The biggest wheat crop ever, combined with the highest prices, laying the foundation for continued purchasing power and continued prosperity....
The new station and terminals, provided at a cost of 50 million dollars, the railroads’ tangible belief in the town’s future.
The country’s business generally on the mend, the war scare panic over, foreign trade getting back to normal, an excess of exports over imports for December....
It’s a great year that’s in store for Kansas City and the Southwest — the greatest of a great series.
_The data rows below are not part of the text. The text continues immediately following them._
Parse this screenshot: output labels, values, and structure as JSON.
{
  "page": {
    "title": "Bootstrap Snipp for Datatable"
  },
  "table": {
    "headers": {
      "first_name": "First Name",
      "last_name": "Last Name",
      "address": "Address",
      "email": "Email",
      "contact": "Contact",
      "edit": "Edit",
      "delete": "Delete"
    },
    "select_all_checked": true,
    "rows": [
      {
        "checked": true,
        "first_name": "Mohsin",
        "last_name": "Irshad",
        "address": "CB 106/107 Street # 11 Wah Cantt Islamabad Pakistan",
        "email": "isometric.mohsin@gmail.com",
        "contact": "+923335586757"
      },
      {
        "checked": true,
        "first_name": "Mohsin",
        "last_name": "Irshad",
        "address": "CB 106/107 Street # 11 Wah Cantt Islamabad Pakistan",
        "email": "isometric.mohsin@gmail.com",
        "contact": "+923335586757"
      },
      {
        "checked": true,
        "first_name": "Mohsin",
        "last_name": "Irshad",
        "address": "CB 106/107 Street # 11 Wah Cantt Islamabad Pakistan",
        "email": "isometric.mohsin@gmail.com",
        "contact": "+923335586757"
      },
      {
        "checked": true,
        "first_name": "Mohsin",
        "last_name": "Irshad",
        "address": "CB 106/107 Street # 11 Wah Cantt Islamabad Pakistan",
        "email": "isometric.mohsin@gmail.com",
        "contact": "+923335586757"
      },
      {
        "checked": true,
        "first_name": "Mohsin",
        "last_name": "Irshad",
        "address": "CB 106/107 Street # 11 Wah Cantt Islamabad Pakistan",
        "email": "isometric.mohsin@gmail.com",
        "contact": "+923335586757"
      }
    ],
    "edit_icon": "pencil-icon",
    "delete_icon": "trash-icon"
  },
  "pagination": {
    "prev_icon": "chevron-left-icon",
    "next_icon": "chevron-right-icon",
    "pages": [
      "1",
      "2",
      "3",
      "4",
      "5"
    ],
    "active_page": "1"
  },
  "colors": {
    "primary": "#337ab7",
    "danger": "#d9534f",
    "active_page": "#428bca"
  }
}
One of the Jan. 1 editorials was intended to discourage “knockers,” the busybodies and complainers who tend to tear things down in life rather than build them up. It presented the case for changing one’s behavior as a New Year’s resolution:
In every office, store or shop there is a “knocker.” You can always find him among the ones who have not succeeded, the ones yet at the foot of the ladder, for one of the surest things in the world is that a “knocker” never climbs very high.
If you have a disposition to think and to say unpleasant things about your employer and your associates, divest yourself of that fault today.
Tear it out of your character and throw it from you forever. As long as you hold to that habit of thought it will be a drag to you, holding you back and down.
No man can say mean things about another without the other hearing at least some of them. “Knocks” travel on the wind like thistledown.
Resolve to quit “knocking” this year.
The editorial was silent on the matter of whether editorial writers should retain the practice of knocking when knocking was due. But we think we know where those highly intelligent guardians of this space would stand on that issue. Their practice has traveled down to us on the wind like thistledown.